John wasn't hard to hurt because of his skin or bones. He hadn't put on weight in months. In fact, the stress of being bullied every day had caused him to eat less at meals. John was not damage resistant, not as the term as explained by the agents who tested him was defined.
He was invulnerable.
The first test was simple—just a needle. His arm had been placed in a metal cuff to hold it still, while a thick, sharpened steel pin was slowly pushed against the flesh of his forearm. This wasn't a test they used unless a degree of damage resistance was already known to exist in the subject.
The pressure had increased. It was uncomfortable at first, then painful. John had asked them to stop, but his skin hadn't been punctured. The second time he went through the test had been the same, though the agents said he went much longer before stopping. The third time, the needle broke.

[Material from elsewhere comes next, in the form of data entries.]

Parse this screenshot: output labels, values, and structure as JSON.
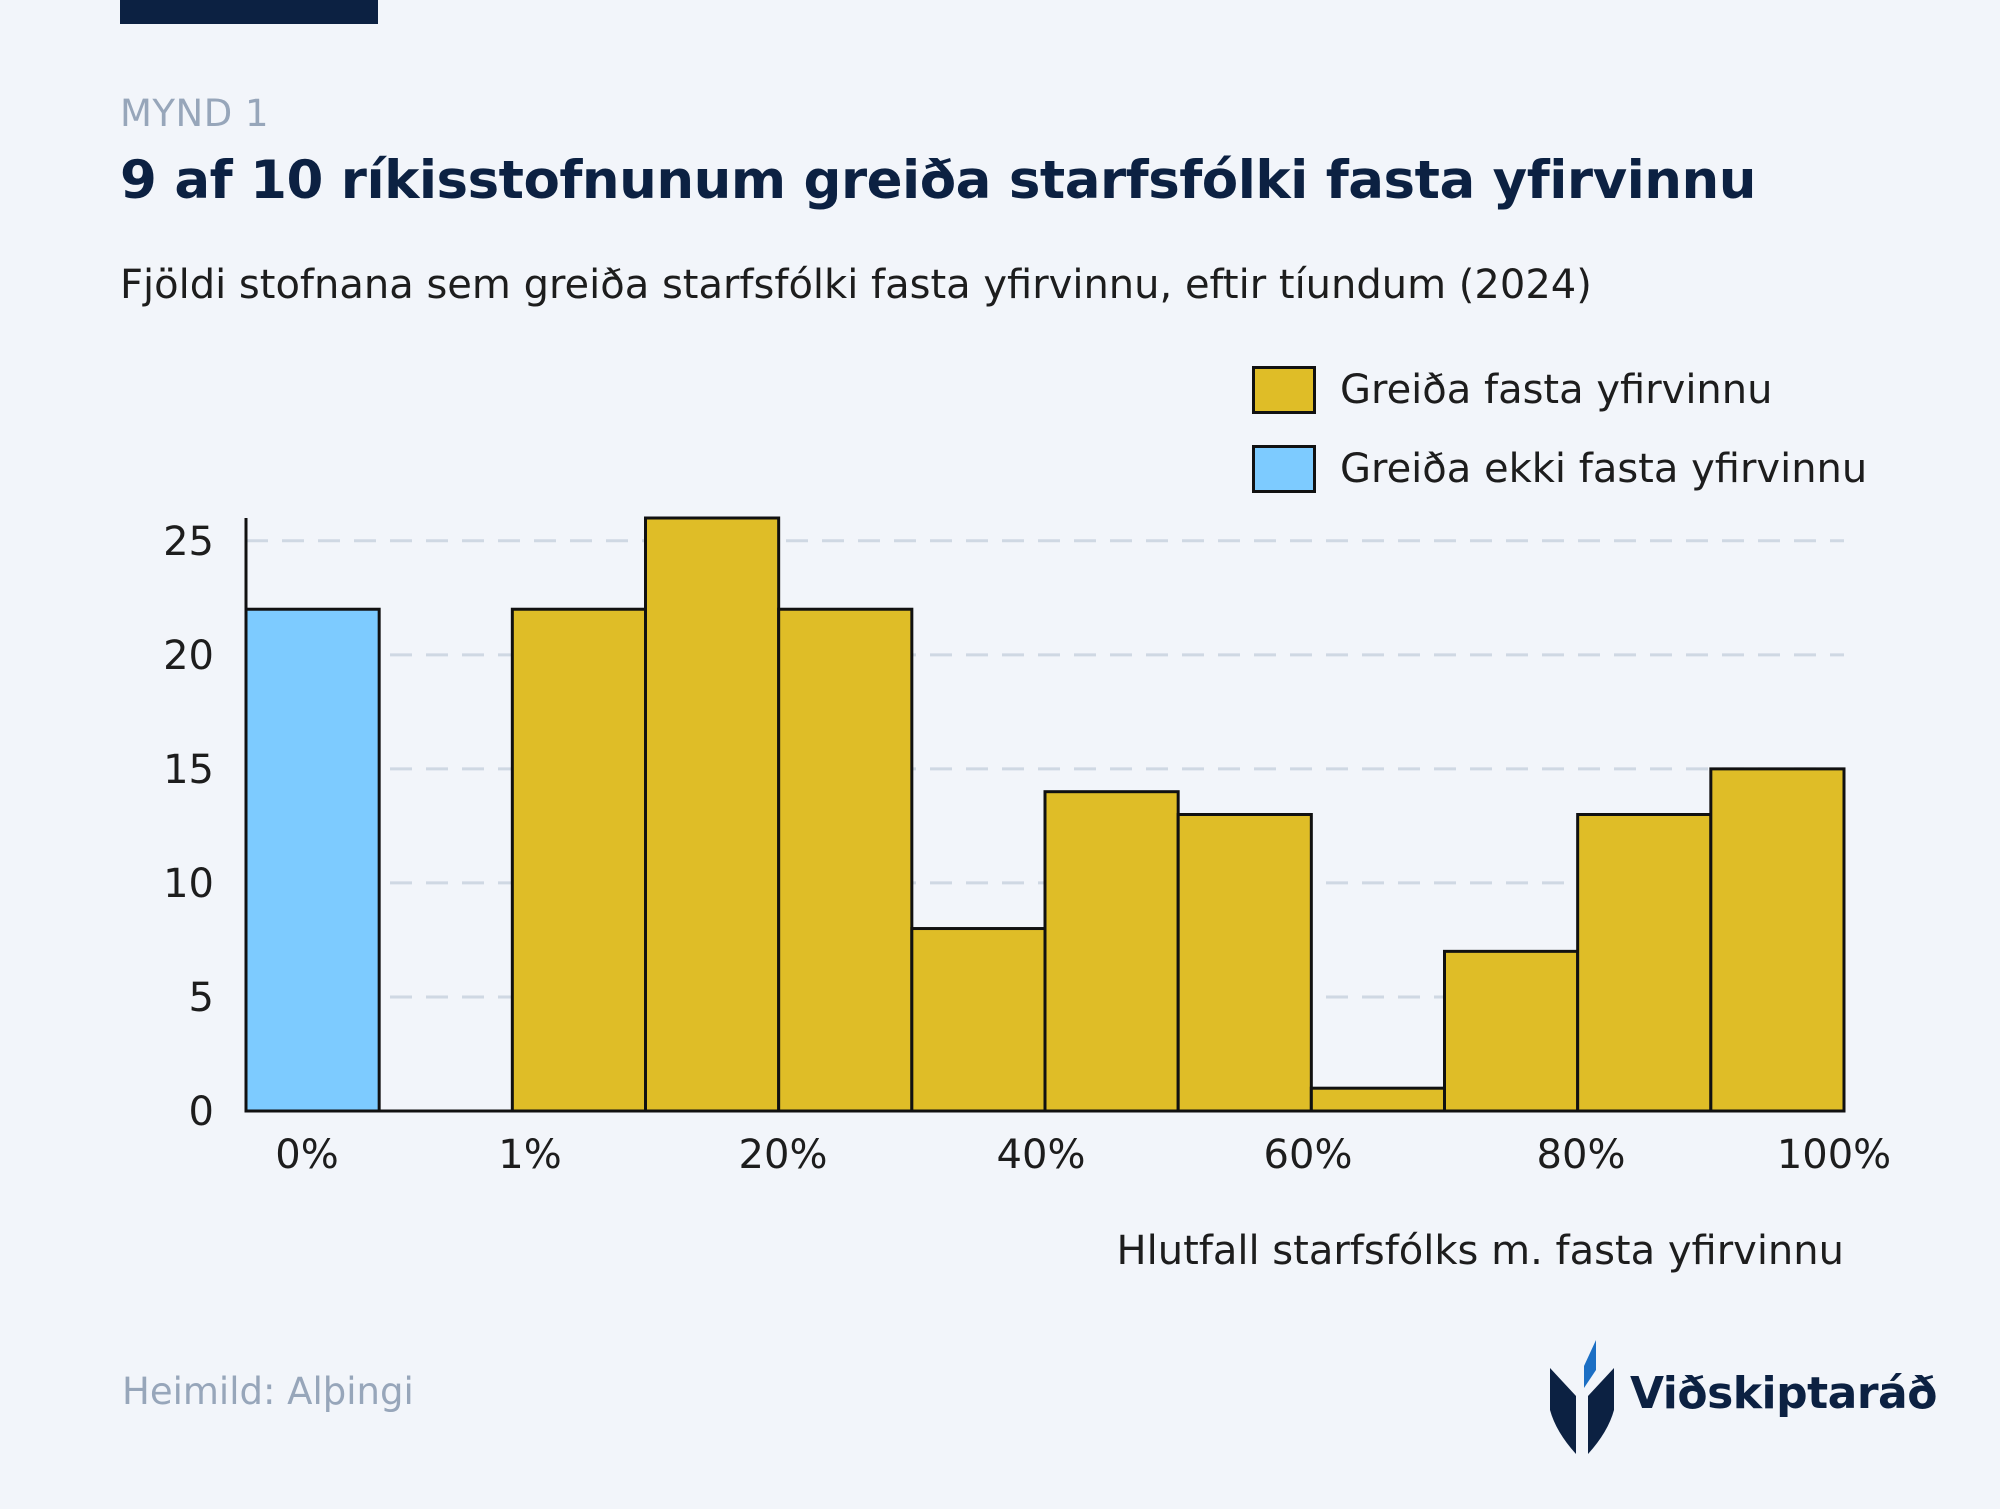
{
  "kicker": "MYND 1",
  "title": "9 af 10 ríkisstofnunum greiða starfsfólki fasta yfirvinnu",
  "subtitle": "Fjöldi stofnana sem greiða starfsfólki fasta yfirvinnu, eftir tíundum (2024)",
  "source": "Heimild: Alþingi",
  "logo_text": "Viðskiptaráð",
  "colors": {
    "pays": "#dfbd27",
    "not_pays": "#7dcbff",
    "navy": "#0c2142",
    "grid": "#cfd8e3",
    "logo_blue": "#1c6fc4"
  },
  "legend": [
    {
      "label": "Greiða fasta yfirvinnu",
      "color": "#dfbd27"
    },
    {
      "label": "Greiða ekki fasta yfirvinnu",
      "color": "#7dcbff"
    }
  ],
  "chart_data": {
    "type": "bar",
    "title": "9 af 10 ríkisstofnunum greiða starfsfólki fasta yfirvinnu",
    "xlabel": "Hlutfall starfsfólks m. fasta yfirvinnu",
    "ylabel": "",
    "ylim": [
      0,
      26
    ],
    "yticks": [
      0,
      5,
      10,
      15,
      20,
      25
    ],
    "xtick_labels": [
      "0%",
      "1%",
      "20%",
      "40%",
      "60%",
      "80%",
      "100%"
    ],
    "bins": [
      {
        "series": "Greiða ekki fasta yfirvinnu",
        "value": 22
      },
      {
        "series": "",
        "value": 0
      },
      {
        "series": "Greiða fasta yfirvinnu",
        "value": 22
      },
      {
        "series": "Greiða fasta yfirvinnu",
        "value": 26
      },
      {
        "series": "Greiða fasta yfirvinnu",
        "value": 22
      },
      {
        "series": "Greiða fasta yfirvinnu",
        "value": 8
      },
      {
        "series": "Greiða fasta yfirvinnu",
        "value": 14
      },
      {
        "series": "Greiða fasta yfirvinnu",
        "value": 13
      },
      {
        "series": "Greiða fasta yfirvinnu",
        "value": 1
      },
      {
        "series": "Greiða fasta yfirvinnu",
        "value": 7
      },
      {
        "series": "Greiða fasta yfirvinnu",
        "value": 13
      },
      {
        "series": "Greiða fasta yfirvinnu",
        "value": 15
      }
    ],
    "legend_position": "top-right",
    "grid": true
  }
}
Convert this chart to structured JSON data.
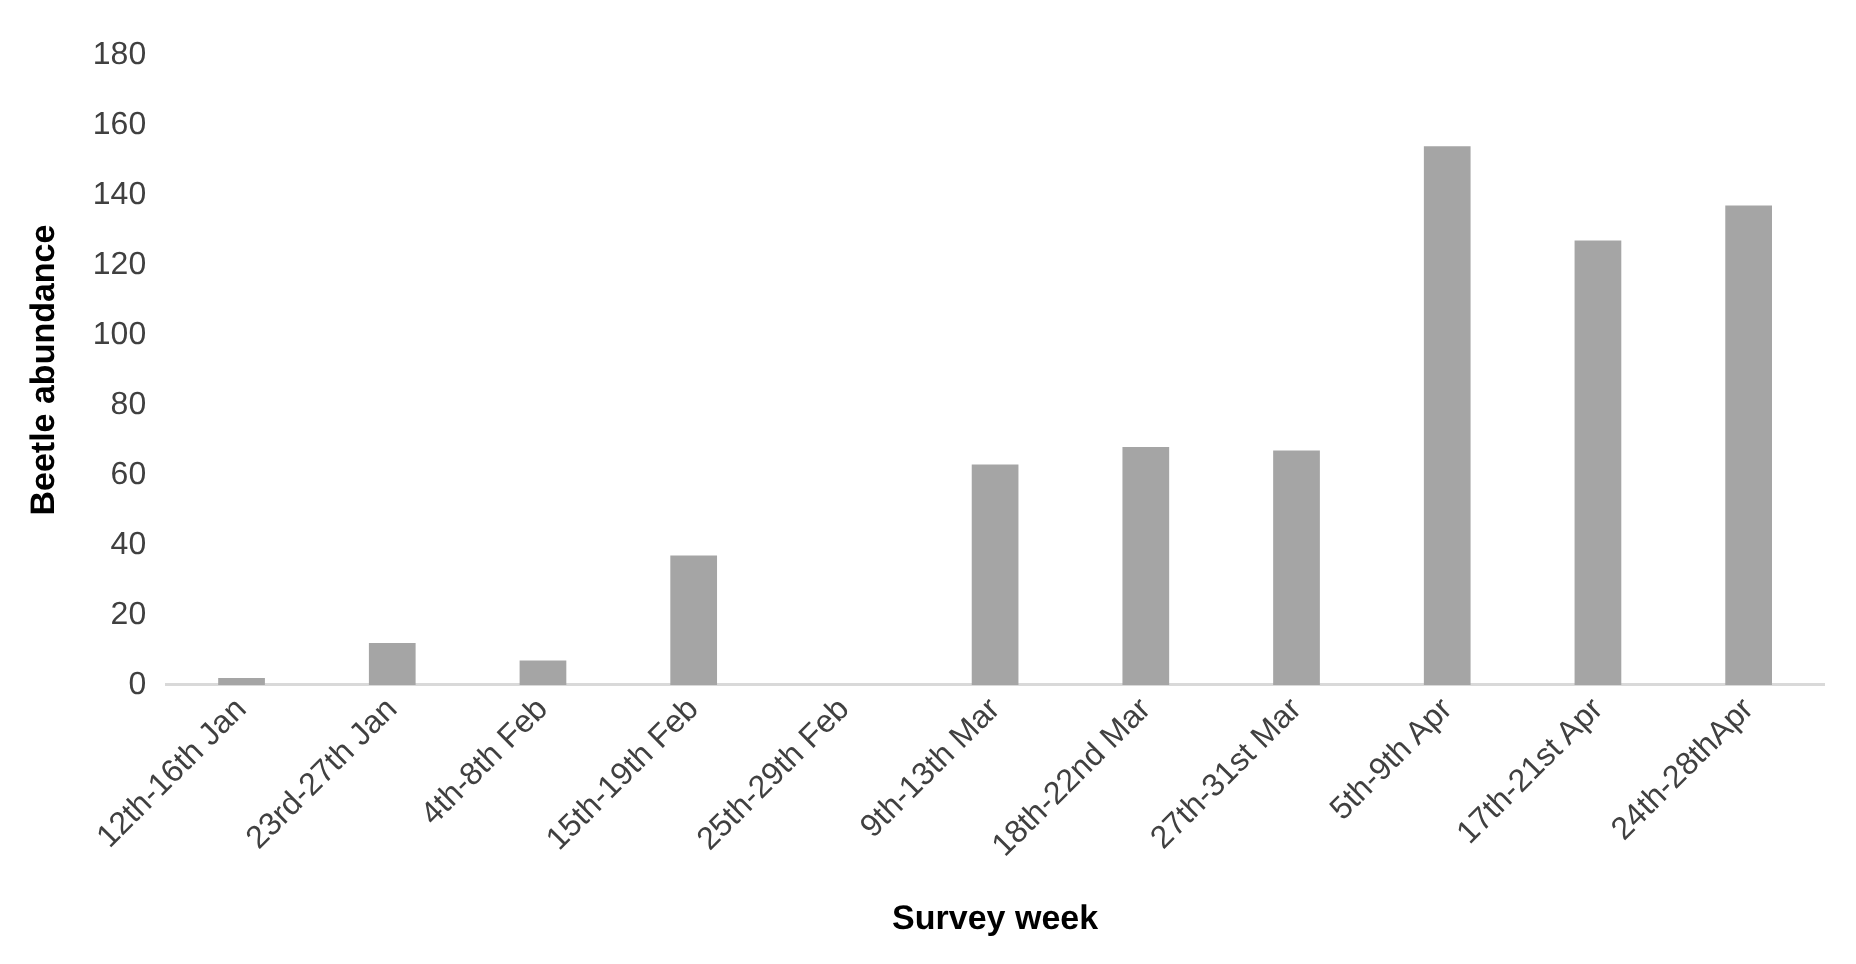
{
  "chart_data": {
    "type": "bar",
    "xlabel": "Survey week",
    "ylabel": "Beetle abundance",
    "categories": [
      "12th-16th Jan",
      "23rd-27th Jan",
      "4th-8th Feb",
      "15th-19th Feb",
      "25th-29th Feb",
      "9th-13th Mar",
      "18th-22nd Mar",
      "27th-31st Mar",
      "5th-9th Apr",
      "17th-21st Apr",
      "24th-28thApr"
    ],
    "values": [
      2,
      12,
      7,
      37,
      0,
      63,
      68,
      67,
      154,
      127,
      137
    ],
    "color": "#a5a5a5",
    "ylim": [
      0,
      180
    ],
    "yticks": [
      0,
      20,
      40,
      60,
      80,
      100,
      120,
      140,
      160,
      180
    ],
    "grid": false,
    "legend": false
  }
}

John's skin hadn't even dimpled under the pressure.
Which was why he kept slapping his hand onto the table. The slightly warped surface was littered with the smashed and broken shapes of thumbtacks. John wasn't especially interested in seeing if he could hurt himself. After all, the agents had confirmed the existence of a field of energy coating him like a second skin. It was unlikely, based on Next with similar powers, that any force short of a nuclear weapon would hurt him. The field would protect him from impacts, falls, energy of all kinds, even the basic forces of physics. It wasn't as though he wore armor, they explained. The field permeated him, weaving though his body completely. A car wreck wouldn't cause his brain to slam against the inside of his skull.
But he was having a hard time feeling anything.
It was like wearing thick gloves, but all over his body. After a day of trying everything he could think of, John had come to the sad conclusion that his life would never be the same. He was a Next, which was bad enough. People would be afraid of him for that fact alone, treat him differently. They would see the dreaded black ring on his finger and know that he was capable of unthinkable feats. It didn't matter how gentle his spirit was, or that he would choose nearly any course to avoid hurting someone else. Who he was just didn't factor in.
That was bad enough, but this was worse. He couldn't luxuriate in a hot shower. John had tried. Hot and cold were sensations beyond his reach. The water did register on his skin, like the pelting of rain through a winter coat, but that was the sum of it. Food, thankfully, still had taste. He wasn't completely cut off. That would have been a nightmare, never being able to gauge his strength by touch.
He had nearly crushed his father in a hug before realizing how little sensation he had.
So John sat alone, slowly working out a new understanding of his own body. He would have to be careful from now on, always, to prevent himself from hurting anyone by accident.
The boy carried these burdens, and though his body was now stronger than all but the most powerful of his kind, his heart was still that of a child. It was filled with love and fear and a thousand other emotions, all thrashing against each other. Among them was the wry amusement at the irony of being kept safe in this place knowing very well that he couldn't be harmed. At least his parents weren't in danger.
Though the weight pushed down on him, John did not give in. Deep within was a strength forged not in genes or fueled by the
Surge, but uniquely his. Beneath the fear and anger, the sense of dread, was a shining flame of hope.